Chinese smart gadgets maker Xiaomi’s widely-anticipated IPO is on the countdown.
We reported earlier this week that the Beijing-based gadget maker has filed with China Securities Regulatory Commission (CSRC) on its way to become the first company to issue China Depositary Receipts (CDR), following a CSRC announcement came out last week encouraging overseas-listed Chinese tech giants to duo-list at home bourses.
This Thursday, Xiaomi updated its CDR prospectus with CSRC, contents updated include the size of the CDR offering, it’s fintech business and ecosystem play among other things.
The Beijing-based company is expected to hold a press conference for its IPOs on June 23 followed by the floatation on June 25.
Xiaomi is intended to issue Class B common stock as a basic stock to be converted into CDR. And CDR portion will account for no less than 7% of its enlarged share capital. Additionally, the basic stocks corresponding to CDR issuance would account for no less than 50% of the total scale of the CDR and Hong Kong public offering (including the proportion of the old shares issued).
Some other noteworthy highlights from the updates.
CDR pricing strategy: bookbuilding.
When it comes to CDR stock price, the smartphone maker said it’d determine the price by the bookbuilding practice commonly adopted by HKEX listings, meaning the CDR price would be priced at the low end of the price range.
IPO valuation between $75 billion and 85 billion. CDR size between $5.3 billion and $6 billion.
The much-hyped IPO’s valuation, according to people familiar with the matter told 36Kr/KrASIA, was pegged at between US$ 75 billion and $85 billion, indicating the CDR size (7% of the share capital) would be around $5.3 – $6 billion.
Xiaomi has no plans for dividends distribution in the next five years.
Its rationale is that the company is still growing at quick pace with decent capital efficiency. And by leveraging capital it could use, the company could generate more value for both itself and shareholders.

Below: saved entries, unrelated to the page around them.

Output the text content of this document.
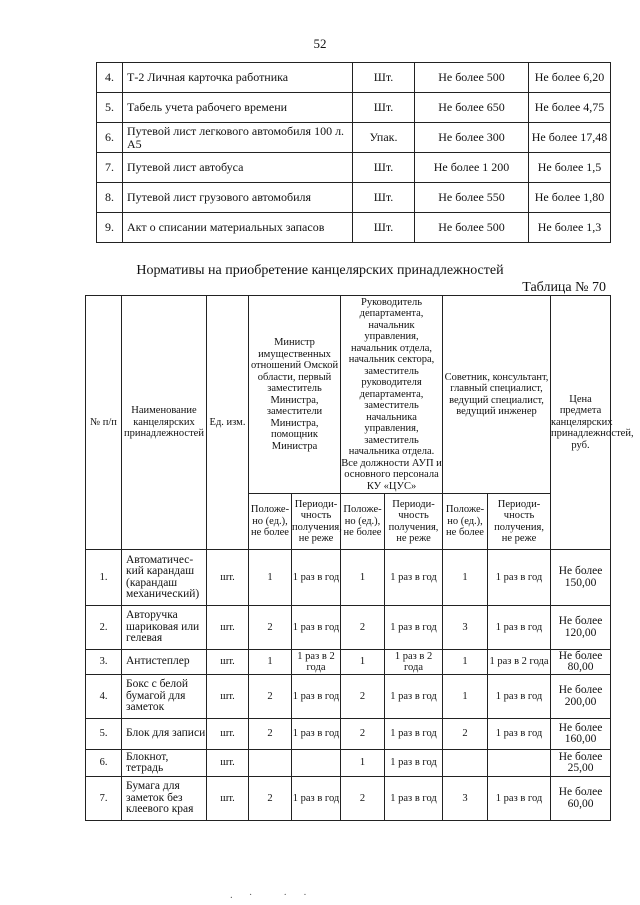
52
4.	Т-2 Личная карточка работника	Шт.	Не более 500	Не более 6,20
5.	Табель учета рабочего времени	Шт.	Не более 650	Не более 4,75
6.	Путевой лист легкового автомобиля 100 л. А5	Упак.	Не более 300	Не более 17,48
7.	Путевой лист автобуса	Шт.	Не более 1 200	Не более 1,5
8.	Путевой лист грузового автомобиля	Шт.	Не более 550	Не более 1,80
9.	Акт о списании материальных запасов	Шт.	Не более 500	Не более 1,3
Нормативы на приобретение канцелярских принадлежностей
Таблица № 70
№ п/п	Наименование канцелярских принадлежностей	Ед. изм.	Министр имущественных отношений Омской области, первый заместитель Министра, заместители Министра, помощник Министра		Руководитель департамента, начальник управления, начальник отдела, начальник сектора, заместитель руководителя департамента, заместитель начальника управления, заместитель начальника отдела. Все должности АУП и основного персонала КУ «ЦУС»		Советник, консультант, главный специалист, ведущий специалист, ведущий инженер		Цена предмета канцелярских принадлежностей, руб.
			Положе-но (ед.), не более	Периоди-чность получения, не реже	Положе-но (ед.), не более	Периоди-чность получения, не реже	Положе-но (ед.), не более	Периоди-чность получения, не реже	
1.	Автоматичес-кий карандаш (карандаш механический)	шт.	1	1 раз в год	1	1 раз в год	1	1 раз в год	Не более 150,00
2.	Авторучка шариковая или гелевая	шт.	2	1 раз в год	2	1 раз в год	3	1 раз в год	Не более 120,00
3.	Антистеплер	шт.	1	1 раз в 2 года	1	1 раз в 2 года	1	1 раз в 2 года	Не более 80,00
4.	Бокс с белой бумагой для заметок	шт.	2	1 раз в год	2	1 раз в год	1	1 раз в год	Не более 200,00
5.	Блок для записи	шт.	2	1 раз в год	2	1 раз в год	2	1 раз в год	Не более 160,00
6.	Блокнот, тетрадь	шт.			1	1 раз в год			Не более 25,00
7.	Бумага для заметок без клеевого края	шт.	2	1 раз в год	2	1 раз в год	3	1 раз в год	Не более 60,00
.    ·        ·    ·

To spin off finance business in five years.
Offline channels sales rise rapidly.
First started primarily selling its products through the internet, Xiaomi found its inspirations in Apple Store and started launching its own version, named Xiaomi Home (小米之家), in 2011.
The updated CDR prospectus shows that sales from the physical channels have been rising very quickly, from 2015’s RMB 360 million (representing a mere 0.56% out of total sales coming from online, offline and distributions channels) to the first quarter of 2018’s RMB 2.5 billion, representing 8.13% of total sales.

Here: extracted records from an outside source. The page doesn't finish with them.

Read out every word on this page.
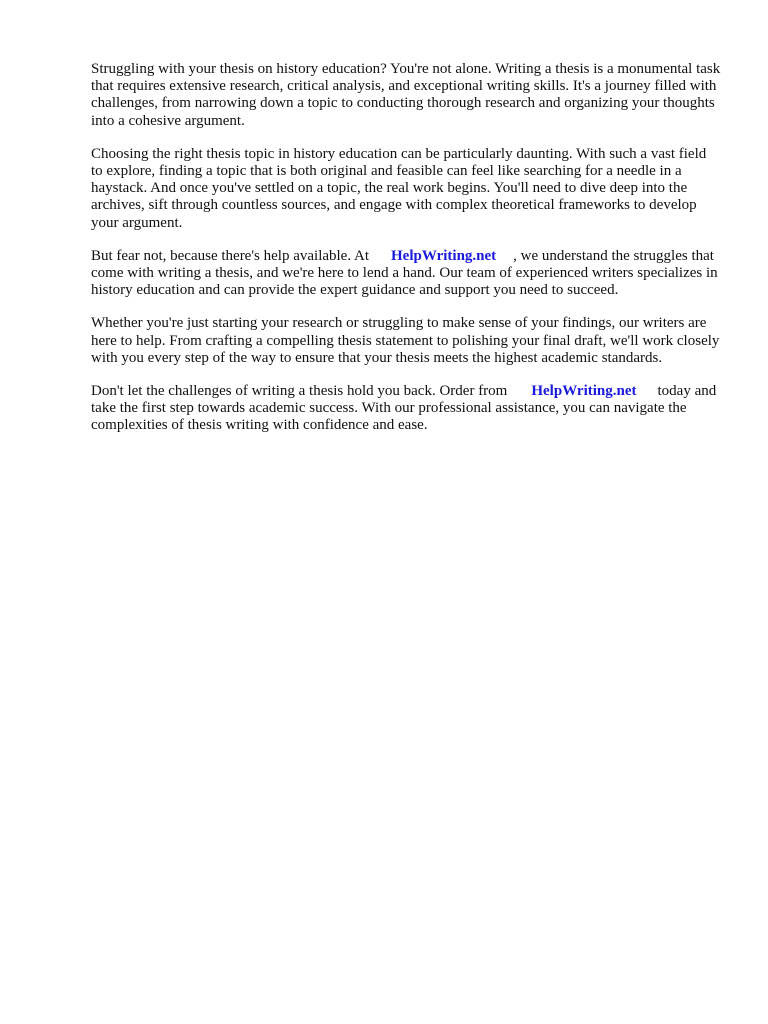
Struggling with your thesis on history education? You're not alone. Writing a thesis is a monumental task that requires extensive research, critical analysis, and exceptional writing skills. It's a journey filled with challenges, from narrowing down a topic to conducting thorough research and organizing your thoughts into a cohesive argument.

Choosing the right thesis topic in history education can be particularly daunting. With such a vast field to explore, finding a topic that is both original and feasible can feel like searching for a needle in a haystack. And once you've settled on a topic, the real work begins. You'll need to dive deep into the archives, sift through countless sources, and engage with complex theoretical frameworks to develop your argument.

But fear not, because there's help available. At HelpWriting.net , we understand the struggles that come with writing a thesis, and we're here to lend a hand. Our team of experienced writers specializes in history education and can provide the expert guidance and support you need to succeed.

Whether you're just starting your research or struggling to make sense of your findings, our writers are here to help. From crafting a compelling thesis statement to polishing your final draft, we'll work closely with you every step of the way to ensure that your thesis meets the highest academic standards.

Don't let the challenges of writing a thesis hold you back. Order from HelpWriting.net today and take the first step towards academic success. With our professional assistance, you can navigate the complexities of thesis writing with confidence and ease.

As of now, there are 331 such Xiaomi Home for its fanbase in China and another 40 or so in India, where Xiaomi dethroned long-term rival Samsung late last year. And according to Mr. LEI Jun, founder and CEO of Xiaomi, the company expects to roll out 1,000 such homes in China in the next three years.
Mobile gaming contributed RMB 297 million in first quarter 2018.

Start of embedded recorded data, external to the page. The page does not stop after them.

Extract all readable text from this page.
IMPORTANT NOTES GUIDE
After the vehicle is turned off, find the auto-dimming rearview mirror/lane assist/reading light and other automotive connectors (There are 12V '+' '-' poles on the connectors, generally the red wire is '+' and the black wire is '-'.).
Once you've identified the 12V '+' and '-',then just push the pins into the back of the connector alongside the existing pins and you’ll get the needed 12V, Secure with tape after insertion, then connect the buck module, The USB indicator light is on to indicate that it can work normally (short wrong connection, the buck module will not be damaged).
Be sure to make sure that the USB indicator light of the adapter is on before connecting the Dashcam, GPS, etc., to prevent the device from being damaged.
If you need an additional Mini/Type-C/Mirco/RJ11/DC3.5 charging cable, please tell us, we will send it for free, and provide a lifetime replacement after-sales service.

Xiaomi claims the company is changing course to become more of an internet services provider, as, the profit margin for hardware business is quite low and the market is somewhat saturated.
Furthermore, by selling devices Xiaomi only gets to charge its users one time every few years when they phase out the old models, but by providing internet services it’s possible for the hardware maker to charge users every day, so to speak.
The prospectus reveals that for the first quarter of 2018, Xiaomi took in RMB 297 million from mobile gaming business, out of which blockbuster Arena of Valor, produced by Tencent, pitched in RMB 200 million, accounting for 68% of total gaming business revenue.
Xiaomi’s overly dependent on one single game to churn out a large proportion of revenue for gaming business which could be an important component of its internet services matrix might raise the alarm for its course changing, though.